Ein sehr befriedigendes Moment der Beobachtung veränderlicher Sterne besteht in der Erstellung einer möglichst dicht besetzten Lichtkurve. Für Bedeckungsveränderliche sind diese Kurven zur Bestimmung des Minimums notwendig, ebenso bei Langperiodischen und Halbregelmäßigen für beide Extrema, Buckel, konstante Maxima oder andere interessante Phasen.

Eruptive Sterne der Typen R CrB oder Z And lassen sich wie Langperiodische beobachten, sie zeigen auch nicht zuviele Unregelmäßigkeiten, die man bei einem Rhythmus von einer Beobachtung pro Woche verpassen würde. Problematisch wird es bei der genauen Bestimmung des Anstiegszeitpunktes von Z And oder des Abstiegszeitpunktes bei R CrB. Bei seinen letzten beiden Ausbrüchen stieg beispielsweise Z And innerhalb von weniger als zwei Tagen spontan um eine Magnitude an. Bei seinem vergangenen Minimum fiel R CrB innerhalb von zehn Tagen um fünf Helligkeitsklassen. Für eine Lichtkurve, die in einem solchen Fall ohne riesigen Sprung auskommt und eine sinnvolle Detektion des Ereigniszeitpunktes zuläßt, muß folglich fast jeden Tag eine Beobachtung erfolgen!

Noch höher sind die Anforderungen an Lichtkurven von Sternen wie SS Cyg oder U Gem zu stellen: Der Helligkeitsanstieg beträgt hier vier bis fünf Magnituden innerhalb von einem Tag! Eine Lichtkurve, die nicht nur einen Ausbruch feststellt, sondern auch ihren Zeitpunkt festlegt, muß mehrere Beobachtungen innerhalb weniger Stunden enthalten.

Abb. 1: Zwei beispielhafte Lichtkurven aus den Jahren 1999 und 2000 von SS Cyg zeigen die Problematik der Ausbruchsbestimmung. Die linke Kurve von Herrn Enskonatus stellt drei Eruptionen dar, bei denen offensichtlich jeweils nur Beobachtungen des absteigenden Teils des Helligkeitsverlaufs vorliegen. Es lassen sich weder das Datum des Ausbruchs noch deren Maximalhelligkeiten bestimmen. Die rechte Kurve von Herrn Krisch zeigt vier Beobachtungen innerhalb von fünf Tagen und läßt damit eine relativ genaue Bestimmung des Datums zu. Auch das Maximum ist erkennbar, die Dauer des Maximums jedoch nicht. All diese Ausbruchsparameter können erst aus der Zusammenfassung aller Einzelbeobachtungen gewonnen werden.

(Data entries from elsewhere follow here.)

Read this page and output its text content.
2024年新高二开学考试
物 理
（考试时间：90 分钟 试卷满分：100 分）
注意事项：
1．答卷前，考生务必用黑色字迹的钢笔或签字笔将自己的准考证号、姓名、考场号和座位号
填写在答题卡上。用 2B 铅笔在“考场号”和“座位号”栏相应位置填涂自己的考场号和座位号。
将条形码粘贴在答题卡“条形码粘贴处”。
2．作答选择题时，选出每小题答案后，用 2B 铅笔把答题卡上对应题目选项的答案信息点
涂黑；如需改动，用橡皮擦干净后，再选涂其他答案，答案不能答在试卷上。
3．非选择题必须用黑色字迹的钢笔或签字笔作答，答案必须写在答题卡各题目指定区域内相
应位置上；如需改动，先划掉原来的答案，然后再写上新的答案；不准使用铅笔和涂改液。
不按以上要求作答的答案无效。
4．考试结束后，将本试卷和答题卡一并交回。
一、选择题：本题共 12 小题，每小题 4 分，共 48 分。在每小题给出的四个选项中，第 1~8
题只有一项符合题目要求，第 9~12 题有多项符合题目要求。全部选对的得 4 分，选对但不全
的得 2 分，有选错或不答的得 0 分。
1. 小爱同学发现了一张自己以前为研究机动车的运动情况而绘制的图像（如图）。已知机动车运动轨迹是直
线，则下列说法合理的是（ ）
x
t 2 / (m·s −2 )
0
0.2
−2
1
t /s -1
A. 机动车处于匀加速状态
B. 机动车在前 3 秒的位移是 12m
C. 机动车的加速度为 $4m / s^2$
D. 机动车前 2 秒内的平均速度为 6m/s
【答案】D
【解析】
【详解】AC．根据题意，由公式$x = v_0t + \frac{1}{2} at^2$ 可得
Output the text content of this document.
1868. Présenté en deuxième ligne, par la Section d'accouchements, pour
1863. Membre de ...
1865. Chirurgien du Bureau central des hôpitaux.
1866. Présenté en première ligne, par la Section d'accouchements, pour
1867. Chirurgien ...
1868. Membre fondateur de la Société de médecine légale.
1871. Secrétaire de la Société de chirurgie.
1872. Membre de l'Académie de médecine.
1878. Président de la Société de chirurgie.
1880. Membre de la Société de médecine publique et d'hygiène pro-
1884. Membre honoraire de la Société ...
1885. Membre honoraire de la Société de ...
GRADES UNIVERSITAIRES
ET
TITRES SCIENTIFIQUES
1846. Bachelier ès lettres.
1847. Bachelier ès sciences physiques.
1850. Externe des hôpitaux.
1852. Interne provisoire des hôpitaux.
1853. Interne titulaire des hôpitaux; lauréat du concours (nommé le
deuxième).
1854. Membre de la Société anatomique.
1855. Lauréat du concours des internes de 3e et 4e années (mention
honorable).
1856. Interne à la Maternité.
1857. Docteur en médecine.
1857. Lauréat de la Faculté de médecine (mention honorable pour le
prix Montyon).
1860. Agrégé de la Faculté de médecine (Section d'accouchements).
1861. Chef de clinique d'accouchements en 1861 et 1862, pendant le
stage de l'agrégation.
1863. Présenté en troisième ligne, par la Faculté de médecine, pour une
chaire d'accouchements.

Zusammenfassend läßt sich sagen, daß die Erstellung von Lichtkurven durch Einzelbeobachter in der Sektion Eruptive ein seltenes Phänomen ist. Ein einigermaßen sinnvolles Ergebnis läßt sich erst bei der Zusammenfassung aller Beobachtungen in einer gemeinsamen Lichtkurve erreichen. So zeigt beispielsweise die BAV Lichtkurve von SS Cyg in den letzten Jahren eine sehr gute Abdeckung, so daß bei fast allen Ausbrüche ist Parameter Datum, Dauer und Helligkeit bestimmt werden können.

Wissenschaftliche Relevanz der Beobachtungen

Auf die wissenschaftliche Verwertbarkeit solcher Ergebnisse insbesondere bei den überbeobachteten eruptiven Sternen möchte ich an dieser Stelle nicht genauer eingehen. Sie scheinen aber nur einen statistischen Wert zu haben und sind für die aktuelle Forschung nicht relevant.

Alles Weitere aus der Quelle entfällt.